Police warning after arrest for burglaries

The police have warned villagers to be on alert after a series of burglaries and attempted break-ins resulted in the arrest of one man. Bur others are suspected of being involved.

Message from Thames Valley Police

Following a series of burglary offences in the Steeple Aston Area, detectives from our Priority Crime Team and uniformed officers from ICR Team 3 have arrested a 21yr old man on suspicion of burglary. That man has been released on bail whilst enquiries into a large amount of recovered property continues.

“Sadly some criminals will seek to take advantage of the current situation to commit crime, rest assured though that as busy as we may be protecting our community from the risk of COVID-19, we will always make time for the those who think they can commit burglary on our area.

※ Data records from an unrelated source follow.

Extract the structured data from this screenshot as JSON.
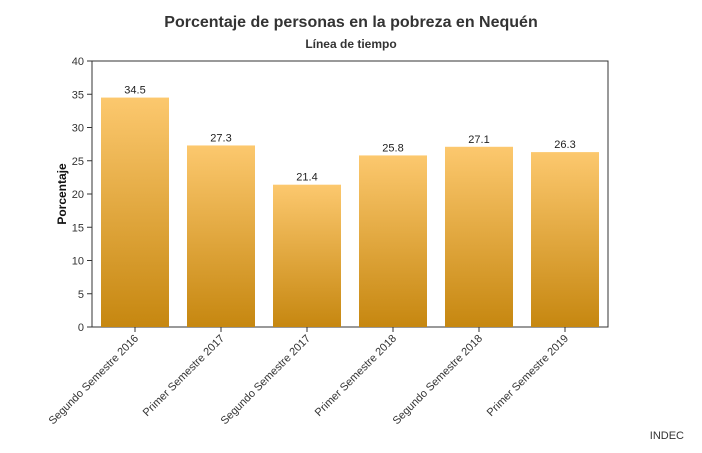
{
  "title": "Porcentaje de personas en la pobreza en Nequén",
  "subtitle": "Línea de tiempo",
  "source": "INDEC",
  "chart_data": {
    "type": "bar",
    "title": "Porcentaje de personas en la pobreza en Nequén",
    "subtitle": "Línea de tiempo",
    "xlabel": "",
    "ylabel": "Porcentaje",
    "categories": [
      "Segundo Semestre 2016",
      "Primer Semestre 2017",
      "Segundo Semestre 2017",
      "Primer Semestre 2018",
      "Segundo Semestre 2018",
      "Primer Semestre 2019"
    ],
    "values": [
      34.5,
      27.3,
      21.4,
      25.8,
      27.1,
      26.3
    ],
    "value_labels": [
      "34.5",
      "27.3",
      "21.4",
      "25.8",
      "27.1",
      "26.3"
    ],
    "ylim": [
      0,
      40
    ],
    "yticks": [
      0,
      5,
      10,
      15,
      20,
      25,
      30,
      35,
      40
    ],
    "grid": false,
    "bar_color_top": "#FCC86E",
    "bar_color_bottom": "#C68710"
  }
}
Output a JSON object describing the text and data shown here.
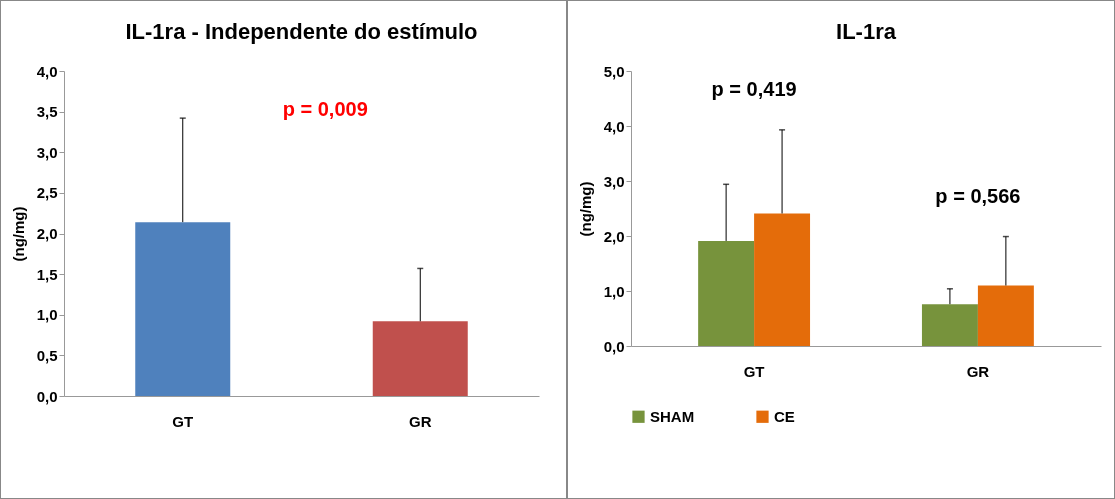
{
  "chart_data": [
    {
      "type": "bar",
      "title": "IL-1ra - Independente do estímulo",
      "ylabel": "(ng/mg)",
      "categories": [
        "GT",
        "GR"
      ],
      "values": [
        2.14,
        0.92
      ],
      "colors": [
        "#4f81bd",
        "#c0504d"
      ],
      "errors": [
        [
          2.14,
          3.42
        ],
        [
          0.92,
          1.57
        ]
      ],
      "ylim": [
        0,
        4
      ],
      "yticks": [
        {
          "value": 0,
          "label": "0,0"
        },
        {
          "value": 0.5,
          "label": "0,5"
        },
        {
          "value": 1,
          "label": "1,0"
        },
        {
          "value": 1.5,
          "label": "1,5"
        },
        {
          "value": 2,
          "label": "2,0"
        },
        {
          "value": 2.5,
          "label": "2,5"
        },
        {
          "value": 3,
          "label": "3,0"
        },
        {
          "value": 3.5,
          "label": "3,5"
        },
        {
          "value": 4,
          "label": "4,0"
        }
      ],
      "grid": false,
      "legend": false,
      "annotations": [
        "p = 0,009"
      ]
    },
    {
      "type": "bar",
      "title": "IL-1ra",
      "ylabel": "(ng/mg)",
      "categories": [
        "GT",
        "GR"
      ],
      "series": [
        {
          "name": "SHAM",
          "color": "#77933c",
          "values": [
            1.91,
            0.76
          ],
          "errors": [
            [
              1.91,
              2.94
            ],
            [
              0.76,
              1.04
            ]
          ]
        },
        {
          "name": "CE",
          "color": "#e46c0a",
          "values": [
            2.41,
            1.1
          ],
          "errors": [
            [
              2.41,
              3.93
            ],
            [
              1.1,
              1.99
            ]
          ]
        }
      ],
      "ylim": [
        0,
        5
      ],
      "yticks": [
        {
          "value": 0,
          "label": "0,0"
        },
        {
          "value": 1,
          "label": "1,0"
        },
        {
          "value": 2,
          "label": "2,0"
        },
        {
          "value": 3,
          "label": "3,0"
        },
        {
          "value": 4,
          "label": "4,0"
        },
        {
          "value": 5,
          "label": "5,0"
        }
      ],
      "grid": false,
      "legend": "bottom",
      "annotations": [
        "p = 0,419",
        "p = 0,566"
      ]
    }
  ]
}
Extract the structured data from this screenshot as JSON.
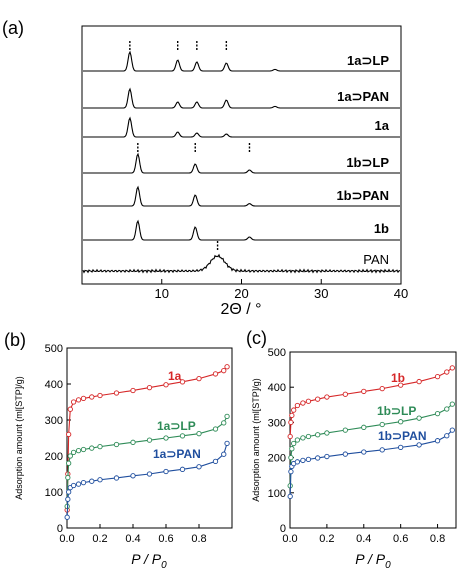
{
  "chart_data": [
    {
      "panel_label": "(a)",
      "type": "line",
      "xlabel": "2Θ / °",
      "xlim": [
        0,
        40
      ],
      "xticks": [
        10,
        20,
        30,
        40
      ],
      "series": [
        {
          "name": "1a⊃LP",
          "color": "#000000",
          "peaks": [
            6.0,
            12.0,
            14.4,
            18.1,
            24.2
          ],
          "heights": [
            0.95,
            0.55,
            0.45,
            0.4,
            0.08
          ],
          "markers": [
            6.0,
            12.0,
            14.4,
            18.1
          ]
        },
        {
          "name": "1a⊃PAN",
          "color": "#000000",
          "peaks": [
            6.0,
            12.0,
            14.4,
            18.1,
            24.2
          ],
          "heights": [
            0.95,
            0.3,
            0.3,
            0.4,
            0.08
          ],
          "markers": []
        },
        {
          "name": "1a",
          "color": "#000000",
          "peaks": [
            6.0,
            12.0,
            14.4,
            18.1
          ],
          "heights": [
            0.95,
            0.25,
            0.2,
            0.15
          ],
          "markers": []
        },
        {
          "name": "1b⊃LP",
          "color": "#000000",
          "peaks": [
            7.0,
            14.2,
            21.0
          ],
          "heights": [
            0.95,
            0.45,
            0.15
          ],
          "markers": [
            7.0,
            14.2,
            21.0
          ]
        },
        {
          "name": "1b⊃PAN",
          "color": "#000000",
          "peaks": [
            7.0,
            14.2,
            21.0
          ],
          "heights": [
            0.95,
            0.55,
            0.12
          ],
          "markers": []
        },
        {
          "name": "1b",
          "color": "#000000",
          "peaks": [
            7.0,
            14.2,
            21.0
          ],
          "heights": [
            0.95,
            0.65,
            0.15
          ],
          "markers": []
        },
        {
          "name": "PAN",
          "color": "#000000",
          "peaks": [
            17.0
          ],
          "heights": [
            0.75
          ],
          "markers": [
            17.0
          ],
          "broad": true
        }
      ]
    },
    {
      "panel_label": "(b)",
      "type": "line",
      "xlabel": "P / P0",
      "ylabel": "Adsorption amount (ml[STP]/g)",
      "xlim": [
        0,
        1.0
      ],
      "ylim": [
        0,
        500
      ],
      "xticks": [
        0.0,
        0.2,
        0.4,
        0.6,
        0.8
      ],
      "yticks": [
        0,
        100,
        200,
        300,
        400,
        500
      ],
      "series": [
        {
          "name": "1a",
          "color": "#d62728",
          "x": [
            0.001,
            0.005,
            0.01,
            0.02,
            0.04,
            0.07,
            0.1,
            0.15,
            0.2,
            0.3,
            0.4,
            0.5,
            0.6,
            0.7,
            0.8,
            0.9,
            0.95,
            0.97
          ],
          "y": [
            50,
            150,
            260,
            330,
            350,
            356,
            360,
            364,
            368,
            375,
            382,
            390,
            398,
            406,
            415,
            428,
            437,
            448
          ]
        },
        {
          "name": "1a⊃LP",
          "color": "#2e8b57",
          "x": [
            0.001,
            0.005,
            0.01,
            0.02,
            0.04,
            0.07,
            0.1,
            0.15,
            0.2,
            0.3,
            0.4,
            0.5,
            0.6,
            0.7,
            0.8,
            0.9,
            0.95,
            0.97
          ],
          "y": [
            60,
            140,
            180,
            200,
            210,
            215,
            218,
            222,
            226,
            232,
            238,
            244,
            250,
            256,
            262,
            275,
            292,
            310
          ]
        },
        {
          "name": "1a⊃PAN",
          "color": "#1f4e9e",
          "x": [
            0.001,
            0.005,
            0.01,
            0.02,
            0.04,
            0.07,
            0.1,
            0.15,
            0.2,
            0.3,
            0.4,
            0.5,
            0.6,
            0.7,
            0.8,
            0.9,
            0.95,
            0.97
          ],
          "y": [
            30,
            80,
            100,
            112,
            118,
            122,
            126,
            130,
            134,
            139,
            145,
            150,
            157,
            163,
            170,
            185,
            205,
            235
          ]
        }
      ]
    },
    {
      "panel_label": "(c)",
      "type": "line",
      "xlabel": "P / P0",
      "ylabel": "Adsorption amount (ml[STP]/g)",
      "xlim": [
        0,
        0.9
      ],
      "ylim": [
        0,
        500
      ],
      "xticks": [
        0.0,
        0.2,
        0.4,
        0.6,
        0.8
      ],
      "yticks": [
        0,
        100,
        200,
        300,
        400,
        500
      ],
      "series": [
        {
          "name": "1b",
          "color": "#d62728",
          "x": [
            0.001,
            0.005,
            0.01,
            0.02,
            0.04,
            0.07,
            0.1,
            0.15,
            0.2,
            0.3,
            0.4,
            0.5,
            0.6,
            0.7,
            0.8,
            0.85,
            0.88
          ],
          "y": [
            260,
            300,
            320,
            335,
            348,
            355,
            360,
            366,
            372,
            380,
            388,
            396,
            406,
            416,
            430,
            443,
            455
          ]
        },
        {
          "name": "1b⊃LP",
          "color": "#2e8b57",
          "x": [
            0.001,
            0.005,
            0.01,
            0.02,
            0.04,
            0.07,
            0.1,
            0.15,
            0.2,
            0.3,
            0.4,
            0.5,
            0.6,
            0.7,
            0.8,
            0.85,
            0.88
          ],
          "y": [
            120,
            200,
            225,
            240,
            250,
            256,
            260,
            265,
            270,
            278,
            286,
            294,
            302,
            312,
            325,
            338,
            352
          ]
        },
        {
          "name": "1b⊃PAN",
          "color": "#1f4e9e",
          "x": [
            0.001,
            0.005,
            0.01,
            0.02,
            0.04,
            0.07,
            0.1,
            0.15,
            0.2,
            0.3,
            0.4,
            0.5,
            0.6,
            0.7,
            0.8,
            0.85,
            0.88
          ],
          "y": [
            90,
            160,
            175,
            183,
            188,
            192,
            195,
            199,
            203,
            210,
            216,
            222,
            229,
            236,
            248,
            262,
            278
          ]
        }
      ]
    }
  ]
}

“Please ensure that you are keeping garages and external outbuildings locked and secure, garden side gates bolted and make sure the doors and windows of your home are secure; even when you’re indoors.

“Report any suspicious activity and we will always endeavour to respond quickly.”

There have been several reports of burglary or attempted burglary starting on 29th March  and continuing after the arrest. So more people may be involved. If you have any information including CCTV call 101 ref 43200100951.

Call 101 for anything suspicious, 999 if a crime is in progress.